The judges presiding the Daphne Caruana Galizia inquiry this morning accepted a request by Repubblika to make submissions addressing the inquiry’s terms of reference. The judges said this would be normal if this had been a public inquiry in England and they would be adopting the same approach. The inquiry board invited anyone interested to make their own submissions if they wish.
Repubblika said it believes the Daphne Caruana Galizia inquiry has been exceptional when compared with the response of the State to the killing of Daphne Caruana Galizia. The inquiry has asked difficult questions to witnesses and forced the only form of proper examination of the circumstances in which Daphne Caruana Galizia was assassinated and the causes of the crime, how it was allowed to happen and the failings of the State in dealing properly with the matter after the fact.
Repubblika said it’s submissions:
- show how Joseph Muscat and people within his circle enjoyed and continue to enjoy impunity in spite of mounting evidence that should have led to proper investigations and prosecution for crimes under existing law. The organisation cites examples such as events connected with John Dalli’s return from Brussels, the Pilatus affair, the Panama Papers and others. They argue that this level of impunity coupled with police failure to act appropriately after a string of car bombings allowed the perpetrators of their crime to believe they would not be caught.
- Repubblika shows how Joseph Muscat and his circle led a campaign to dehumanise Daphne Caruana Galizia, frustrating her right to privacy, family and property, ultimately denying her the right to her very life.
- The NGO lists the failures of the State to mitigate the risks to Daphne Caruana Galizia’s life, including the effect of her isolation as a result of slander and vilification on political party media.
- They argue that the assassination of Daphne Caruana Galizia should be seen in the context of mafia infiltration in the fabric of Malta’s governance and society which Repubblika contends is dangerously underestimated.
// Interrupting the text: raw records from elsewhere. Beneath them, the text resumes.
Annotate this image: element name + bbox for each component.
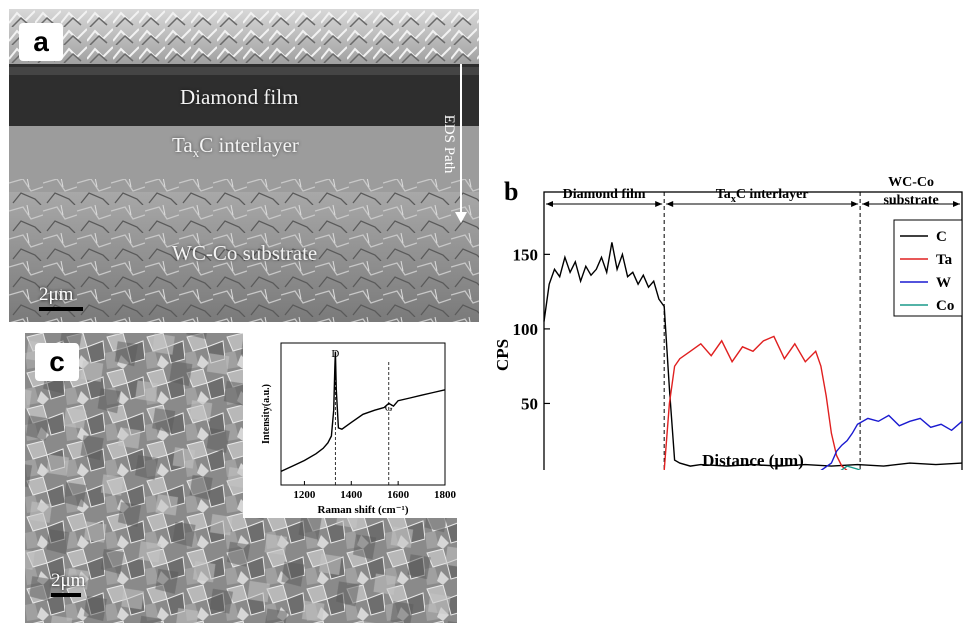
- panel-b-eds-linescan: Diamond film TaxC interlayer WC-Co substrat…: [486, 150, 966, 470]
- series-line-co: [840, 465, 862, 470]
- eds-path-label: EDS Path: [441, 115, 457, 174]
- raman-x-tick-label-1400: 1400: [340, 489, 363, 501]
- scalebar-c: [51, 593, 81, 597]
- legend-label-c: C: [936, 229, 947, 245]
- legend-label-co: Co: [936, 298, 954, 314]
- series-line-ta: [663, 335, 848, 470]
- y-tick-label-150: 150: [513, 245, 539, 264]
- raman-x-tick-label-1600: 1600: [387, 489, 410, 501]
- interlayer-label-rest: C interlayer: [199, 133, 299, 157]
- y-tick-label-50: 50: [521, 394, 538, 413]
- scalebar-a-label: 2μm: [39, 284, 74, 305]
- raman-chart: 1200 1400 1600 1800 Raman shift (cm⁻¹) Intens…: [261, 342, 457, 516]
- raman-peak-label-g: G: [385, 402, 393, 414]
- raman-plot-frame: [280, 342, 446, 486]
- region-arrowhead-left-1: [546, 201, 553, 207]
- legend-label-w: W: [936, 275, 951, 291]
- raman-x-axis-label: Raman shift (cm⁻¹): [318, 504, 409, 516]
- region-label-diamond: Diamond film: [563, 187, 646, 202]
- region-arrowhead-left-3: [862, 201, 870, 207]
- region-arrowhead-right-1: [655, 201, 663, 207]
- raman-y-axis-label: Intensity(a.u.): [261, 384, 272, 444]
- y-tick-label-0: 0: [530, 469, 539, 470]
- x-axis-label: Distance (μm): [702, 451, 804, 470]
- raman-inset: 1200 1400 1600 1800 Raman shift (cm⁻¹) Intens…: [243, 333, 457, 518]
- panel-c-sem-top-view: c 2μm 1200 1400 1600 1800 Raman shift (cm⁻¹)…: [25, 333, 457, 623]
- panel-letter-c: c: [35, 343, 79, 381]
- region-arrowhead-left-2: [666, 201, 674, 207]
- raman-peak-label-d: D: [331, 348, 339, 360]
- panel-letter-b: b: [504, 177, 518, 206]
- diamond-film-label: Diamond film: [180, 85, 299, 109]
- eds-plot-frame: [543, 191, 963, 470]
- raman-spectrum-line: [280, 351, 446, 473]
- raman-x-tick-label-1200: 1200: [293, 489, 316, 501]
- substrate-label: WC-Co substrate: [172, 241, 318, 265]
- series-line-w: [819, 414, 963, 470]
- interlayer-label-ta: Ta: [172, 133, 193, 157]
- panel-letter-a: a: [19, 23, 63, 61]
- series-line-c: [543, 242, 963, 467]
- panel-a-sem-cross-section: EDS Path a Diamond film TaxC interlayer …: [9, 9, 479, 322]
- region-label-interlayer: TaxC interlayer: [716, 187, 809, 205]
- interlayer-label: TaxC interlayer: [172, 133, 299, 161]
- scalebar-c-label: 2μm: [51, 570, 86, 591]
- region-label-substrate-2: substrate: [883, 193, 938, 208]
- y-axis-label: CPS: [493, 339, 512, 371]
- sem-cross-section-image: EDS Path: [9, 9, 479, 322]
- raman-x-tick-label-1800: 1800: [434, 489, 457, 501]
- legend-label-ta: Ta: [936, 252, 953, 268]
- interlayer-label-x: x: [192, 145, 200, 161]
- eds-path-arrowhead: [455, 212, 467, 223]
- y-tick-label-100: 100: [513, 320, 539, 339]
- region-arrowhead-right-2: [851, 201, 859, 207]
- scalebar-a: [39, 307, 83, 311]
- eds-chart: Diamond film TaxC interlayer WC-Co substrat…: [493, 175, 963, 470]
- region-arrowhead-right-3: [953, 201, 960, 207]
- region-label-substrate-1: WC-Co: [888, 175, 934, 190]
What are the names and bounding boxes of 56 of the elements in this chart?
The NGO puts forward proposals for the adoption of anti-mafia and anti-racketeering legislation and procedures. They also make recommendations with respect to legislation to address unexplained wealth, abuse of office and other gaps in Malta’s legislative framework.
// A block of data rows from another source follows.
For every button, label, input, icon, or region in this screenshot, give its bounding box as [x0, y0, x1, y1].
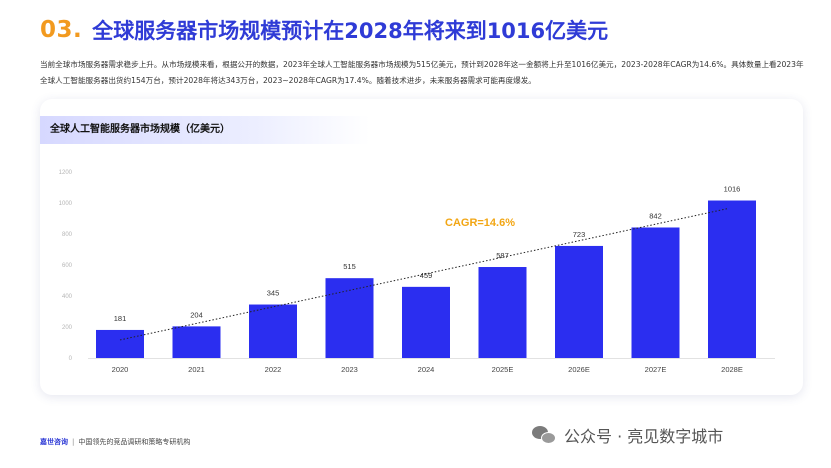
y-tick-label: 1200 — [59, 170, 73, 176]
y-tick-label: 200 — [62, 325, 73, 331]
section-number: 03. — [40, 17, 83, 43]
x-tick-label: 2023 — [341, 365, 358, 374]
footer-separator: | — [72, 438, 75, 446]
data-label: 345 — [267, 289, 280, 298]
data-label: 842 — [649, 211, 662, 220]
source-text: 公众号 · 亮见数字城市 — [564, 427, 724, 446]
data-label: 1016 — [724, 185, 741, 194]
page-header: 03. 全球服务器市场规模预计在2028年将来到1016亿美元 — [40, 14, 608, 46]
bar-2025E — [478, 267, 527, 358]
bar-chart: 0 200 400 600 800 1000 1200 181 2020 204 2021 345 20… — [59, 170, 775, 374]
y-tick-label: 800 — [62, 232, 73, 238]
x-tick-label: 2021 — [188, 365, 205, 374]
data-label: 515 — [343, 262, 356, 271]
x-tick-label: 2026E — [568, 365, 590, 374]
y-tick-label: 1000 — [59, 201, 73, 207]
bar-2027E — [631, 227, 680, 358]
bar-2026E — [555, 245, 603, 358]
bar-2023 — [325, 278, 374, 358]
data-label: 181 — [114, 314, 127, 323]
x-tick-label: 2028E — [721, 365, 743, 374]
data-label: 723 — [573, 230, 586, 239]
chart-card: 0 200 400 600 800 1000 1200 181 2020 204 2021 345 20… — [40, 99, 803, 395]
chart-title: 全球人工智能服务器市场规模（亿美元） — [40, 116, 370, 144]
x-tick-label: 2024 — [418, 365, 435, 374]
bar-2020 — [96, 329, 144, 358]
y-tick-label: 600 — [62, 263, 73, 269]
intro-paragraph: 当前全球市场服务器需求稳步上升。从市场规模来看，根据公开的数据，2023年全球人… — [40, 60, 804, 85]
footer-brand: 嘉世咨询 — [40, 438, 68, 446]
data-label: 459 — [420, 271, 433, 280]
data-label: 204 — [190, 310, 203, 319]
x-tick-label: 2020 — [112, 365, 129, 374]
bar-2021 — [172, 326, 221, 358]
trend-line — [119, 208, 729, 341]
footer: 嘉世咨询 | 中国领先的竞品调研和策略专研机构 — [40, 437, 190, 447]
x-tick-label: 2025E — [492, 365, 514, 374]
bar-2024 — [402, 286, 450, 358]
bar-2028E — [708, 200, 756, 358]
page-title: 全球服务器市场规模预计在2028年将来到1016亿美元 — [92, 19, 609, 43]
y-tick-label: 0 — [69, 356, 73, 362]
y-tick-label: 400 — [62, 294, 73, 300]
data-label: 587 — [496, 251, 509, 260]
cagr-annotation: CAGR=14.6% — [445, 217, 515, 229]
footer-tagline: 中国领先的竞品调研和策略专研机构 — [78, 438, 191, 446]
x-tick-label: 2022 — [265, 365, 282, 374]
source-watermark: 公众号 · 亮见数字城市 — [532, 422, 723, 448]
bar-2022 — [249, 304, 297, 358]
x-tick-label: 2027E — [645, 365, 667, 374]
wechat-icon — [532, 424, 558, 446]
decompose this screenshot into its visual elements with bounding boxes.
- They highlight the significance of public inquiries as tools for the growth of Malta’s democracy and as a means to document and learn lessons from administrative mistakes, systemic failings or willful wrongdoing.
- Repubblika’s submissions also include a discussion on how the state continues to fail to provide adequate protection to journalists and other agents of civil society that act independently in government and therefore, wrongly perceived by it as a form of opposition it should seek to suppress.
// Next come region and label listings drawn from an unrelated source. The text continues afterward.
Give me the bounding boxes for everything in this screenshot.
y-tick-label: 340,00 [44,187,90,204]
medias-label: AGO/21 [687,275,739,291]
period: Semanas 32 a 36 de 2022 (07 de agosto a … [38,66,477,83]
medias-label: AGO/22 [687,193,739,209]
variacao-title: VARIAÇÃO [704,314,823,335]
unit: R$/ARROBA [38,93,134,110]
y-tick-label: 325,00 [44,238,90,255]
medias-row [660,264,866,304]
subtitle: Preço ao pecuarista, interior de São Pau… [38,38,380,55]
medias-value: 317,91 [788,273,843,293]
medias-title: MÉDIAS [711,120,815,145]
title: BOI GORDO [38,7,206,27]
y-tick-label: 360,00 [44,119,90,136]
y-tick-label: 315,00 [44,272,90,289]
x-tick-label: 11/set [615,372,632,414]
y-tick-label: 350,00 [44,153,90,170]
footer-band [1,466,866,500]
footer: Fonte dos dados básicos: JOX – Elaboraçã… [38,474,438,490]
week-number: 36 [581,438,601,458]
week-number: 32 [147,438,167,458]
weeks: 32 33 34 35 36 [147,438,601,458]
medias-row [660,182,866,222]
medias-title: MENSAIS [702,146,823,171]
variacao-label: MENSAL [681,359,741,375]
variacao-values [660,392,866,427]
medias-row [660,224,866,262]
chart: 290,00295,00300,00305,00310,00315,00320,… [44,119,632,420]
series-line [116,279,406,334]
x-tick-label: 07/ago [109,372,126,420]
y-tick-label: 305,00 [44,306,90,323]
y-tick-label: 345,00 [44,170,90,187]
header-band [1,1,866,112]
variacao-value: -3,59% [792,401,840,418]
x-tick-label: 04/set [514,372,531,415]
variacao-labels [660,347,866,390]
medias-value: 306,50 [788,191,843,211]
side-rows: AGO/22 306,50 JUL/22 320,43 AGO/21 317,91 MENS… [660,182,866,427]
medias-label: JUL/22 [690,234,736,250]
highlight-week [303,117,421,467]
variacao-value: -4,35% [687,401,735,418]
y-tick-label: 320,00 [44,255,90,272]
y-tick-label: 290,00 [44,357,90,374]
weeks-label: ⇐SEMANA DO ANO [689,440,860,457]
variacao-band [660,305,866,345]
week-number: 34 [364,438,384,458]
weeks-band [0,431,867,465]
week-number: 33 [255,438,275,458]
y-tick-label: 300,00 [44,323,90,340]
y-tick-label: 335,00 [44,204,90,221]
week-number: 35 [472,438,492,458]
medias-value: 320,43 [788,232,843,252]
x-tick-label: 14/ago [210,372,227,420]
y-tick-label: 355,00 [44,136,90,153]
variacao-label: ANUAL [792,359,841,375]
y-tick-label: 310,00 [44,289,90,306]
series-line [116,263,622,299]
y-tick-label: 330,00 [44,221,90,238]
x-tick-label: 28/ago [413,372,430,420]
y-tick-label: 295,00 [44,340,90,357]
Repubblika argues in the submissions it filed today that “at the heart of the values we aspire to as a democracy, there should be the service of independent and critical journalism. Children should be taught to appreciate it, expect it and contribute to it as a key component of their formal education. The State must be reminded by a demanding citizenry that it must protect the independence of this democratic pillar from the intrusion, censorship, even violence of those among us who are better served by the suppression of these freedoms.”
Speaking at the inquiry this morning, Repubblika’s president Robert Aquilina recalled that Repubblika was founded by individuals who came together in the wake of the assassination of Daphne Caruana Galizia. The submissions say that Repubblika’s founders “did this because we were angry and dissatisfied with the action of, or failure to act by, the authorities before and after Daphne Caruana Galizia was killed.
“Even as we demand that justice in Daphne Caruana Galizia’s case is served without any further delay, our concerns today are more profound than they were in our shock and anger on the afternoon of 16 October 2017.”